O projeto prevê a conversão de aproximadamente 1.200 hectares, o que equivale a cerca de 40% do território de Itamaracá, em um moderno polo turístico e de lazer. A área, que anteriormente abrigava complexos prisionais, será desenvolvida por meio de uma Parceria Público-Privada (PPP).
Priscila Krause destacou que o cronograma do projeto está em andamento e que o próximo passo ocorrerá em setembro deste ano. Nessa etapa, os seis grupos interessados deverão submeter suas propostas técnicas e de negócios, que serão analisadas e selecionadas por um comitê estadual. Os nomes das empresas que manifestaram interesse ainda não foram divulgados.
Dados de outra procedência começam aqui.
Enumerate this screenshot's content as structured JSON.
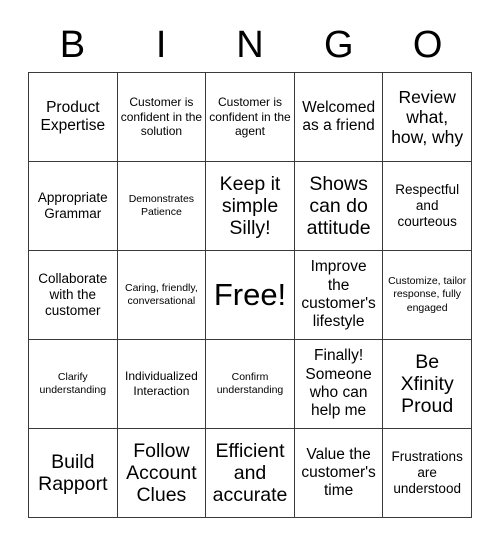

A vice-governadora enfatizou que a modelagem da PPP foi elaborada com o intuito de assegurar a sustentabilidade e o desenvolvimento socioeconômico da região a longo prazo. "O objetivo central é garantir que a área seja explorada de maneira adequada, preservando o meio ambiente e respeitando a vocação natural e histórica da ilha, famosa por suas praias, pelo Forte Orange e por sua rica identidade cultural", afirmou.
Com a entrega das propostas agendada para setembro, tanto o mercado quanto os habitantes da Região Metropolitana do Recife aguardam a publicação do edital, que poderá concretizar uma das mais significativas transições de uso de solo urbano e turístico do Estado. Essa mudança visa transformar o legado de detenção da ilha em um futuro voltado para o desenvolvimento turístico.
Apesar dos novos projetos estarem alinhados ao plano diretor da cidade, Itamaracá ainda necessita atualizar sua legislação. É fundamental revisar as normas que regulam os modelos construtivos e adequar-se ao plano de manejo da Comissão Pernambucana de Recursos Hídricos (CPRH), que estabelece diretrizes para áreas de preservação.